We are taking a selective approach towards building exposure through large caps in particular:-
- Banks which continue to offer attractive dividend yields;
- Property stocks as a potential investment cycle play;
- Healthcare names given potential doubling of budget spending here;
- Beneficiaries of labour shortage restructuring;
- Beneficiaries of Ringgit strength and subsidy restructuring and;
- Reopening-plays as more cross-border restrictions are lifted

Disclaimer
This article has been prepared by AHAM Asset Management Berhad (“AHAM Capital”) (formerly known as Affin Hwang Asset Management Berhad) specific for its use, a specific target audience, and for discussion purposes only. All information contained within this presentation belongs to AHAM Capital and may not be copied, distributed or otherwise disseminated in whole or in part without written consent of AHAM Capital.

The information contained in this presentation may include, but is not limited to opinions, analysis, forecasts, projections and expectations (collectively referred to as “Opinions”). Such information has been obtained from various sources including those in the public domain, are merely expressions of belief. Although this presentation has been prepared on the basis of information and/or Opinions that are believed to be correct at the time the presentation was prepared, AHAM Capital makes no expressed or implied warranty as to the accuracy and completeness of any such information and/or Opinions.

As with any forms of financial products, the financial product mentioned herein (if any) carries with it various risks. Although attempts have been made to disclose all possible risks involved, the financial product may still be subject to inherent risk that may arise beyond our reasonable contemplation.
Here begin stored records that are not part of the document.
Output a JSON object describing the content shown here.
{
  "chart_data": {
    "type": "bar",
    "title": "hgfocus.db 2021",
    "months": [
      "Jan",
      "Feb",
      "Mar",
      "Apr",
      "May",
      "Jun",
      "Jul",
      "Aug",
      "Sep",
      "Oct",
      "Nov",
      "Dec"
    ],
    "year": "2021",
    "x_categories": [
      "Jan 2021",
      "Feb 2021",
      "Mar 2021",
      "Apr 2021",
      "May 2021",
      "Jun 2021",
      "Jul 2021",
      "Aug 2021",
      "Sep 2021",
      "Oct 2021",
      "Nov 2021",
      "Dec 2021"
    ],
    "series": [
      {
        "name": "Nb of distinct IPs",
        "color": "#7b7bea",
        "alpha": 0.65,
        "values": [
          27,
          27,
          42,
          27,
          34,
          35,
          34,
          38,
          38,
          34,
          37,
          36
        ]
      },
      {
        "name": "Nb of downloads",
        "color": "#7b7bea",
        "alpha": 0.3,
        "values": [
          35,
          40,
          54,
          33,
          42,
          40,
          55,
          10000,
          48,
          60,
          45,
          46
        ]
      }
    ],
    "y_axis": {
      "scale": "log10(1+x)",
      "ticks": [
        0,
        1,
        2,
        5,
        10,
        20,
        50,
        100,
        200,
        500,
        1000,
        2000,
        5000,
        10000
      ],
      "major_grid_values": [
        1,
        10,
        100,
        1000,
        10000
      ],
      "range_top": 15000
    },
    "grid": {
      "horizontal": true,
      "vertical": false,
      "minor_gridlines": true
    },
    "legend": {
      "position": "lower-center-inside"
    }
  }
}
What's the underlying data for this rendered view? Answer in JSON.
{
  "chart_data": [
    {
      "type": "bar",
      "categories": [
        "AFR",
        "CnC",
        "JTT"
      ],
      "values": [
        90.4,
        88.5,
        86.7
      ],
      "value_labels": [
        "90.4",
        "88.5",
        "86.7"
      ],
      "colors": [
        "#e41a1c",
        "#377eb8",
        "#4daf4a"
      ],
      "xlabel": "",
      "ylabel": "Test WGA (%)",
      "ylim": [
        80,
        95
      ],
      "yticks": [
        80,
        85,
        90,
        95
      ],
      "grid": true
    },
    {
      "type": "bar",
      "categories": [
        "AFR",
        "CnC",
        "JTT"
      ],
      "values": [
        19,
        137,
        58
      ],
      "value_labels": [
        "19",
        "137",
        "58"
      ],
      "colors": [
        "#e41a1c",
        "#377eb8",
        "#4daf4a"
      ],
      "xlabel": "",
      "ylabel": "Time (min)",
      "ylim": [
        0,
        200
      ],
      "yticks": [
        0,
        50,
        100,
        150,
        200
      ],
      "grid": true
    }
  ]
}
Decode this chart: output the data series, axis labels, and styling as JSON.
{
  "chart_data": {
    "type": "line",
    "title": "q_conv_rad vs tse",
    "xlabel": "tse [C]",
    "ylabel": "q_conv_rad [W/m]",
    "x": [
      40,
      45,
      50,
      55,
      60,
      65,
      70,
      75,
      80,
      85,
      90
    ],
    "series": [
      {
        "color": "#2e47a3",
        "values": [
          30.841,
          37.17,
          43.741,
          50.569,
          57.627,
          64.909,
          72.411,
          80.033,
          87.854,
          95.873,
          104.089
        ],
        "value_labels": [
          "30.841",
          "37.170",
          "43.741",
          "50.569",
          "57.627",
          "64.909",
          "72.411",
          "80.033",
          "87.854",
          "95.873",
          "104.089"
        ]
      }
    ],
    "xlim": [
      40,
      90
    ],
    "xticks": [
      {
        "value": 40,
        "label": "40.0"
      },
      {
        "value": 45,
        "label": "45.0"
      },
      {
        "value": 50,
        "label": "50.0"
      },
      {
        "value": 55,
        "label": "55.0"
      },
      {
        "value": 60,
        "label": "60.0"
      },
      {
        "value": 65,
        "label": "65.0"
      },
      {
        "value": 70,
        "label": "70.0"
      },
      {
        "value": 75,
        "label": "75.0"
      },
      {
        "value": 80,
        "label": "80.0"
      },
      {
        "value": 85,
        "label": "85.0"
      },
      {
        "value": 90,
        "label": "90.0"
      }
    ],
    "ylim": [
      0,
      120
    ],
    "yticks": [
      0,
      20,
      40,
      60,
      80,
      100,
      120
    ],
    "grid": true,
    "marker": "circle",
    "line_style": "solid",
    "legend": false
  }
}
The financial product may be wholly unsuited for you, if you are adverse to the risk arising out of and/or in connection with the financial product.

AHAM Capital is not acting as an advisor or agent to any person to whom this presentation is directed. Such persons must make their own independent assessments of the contents of this presentation, should not treat such content as advice relating to legal, accounting, taxation or investment matters and should consult their own advisers.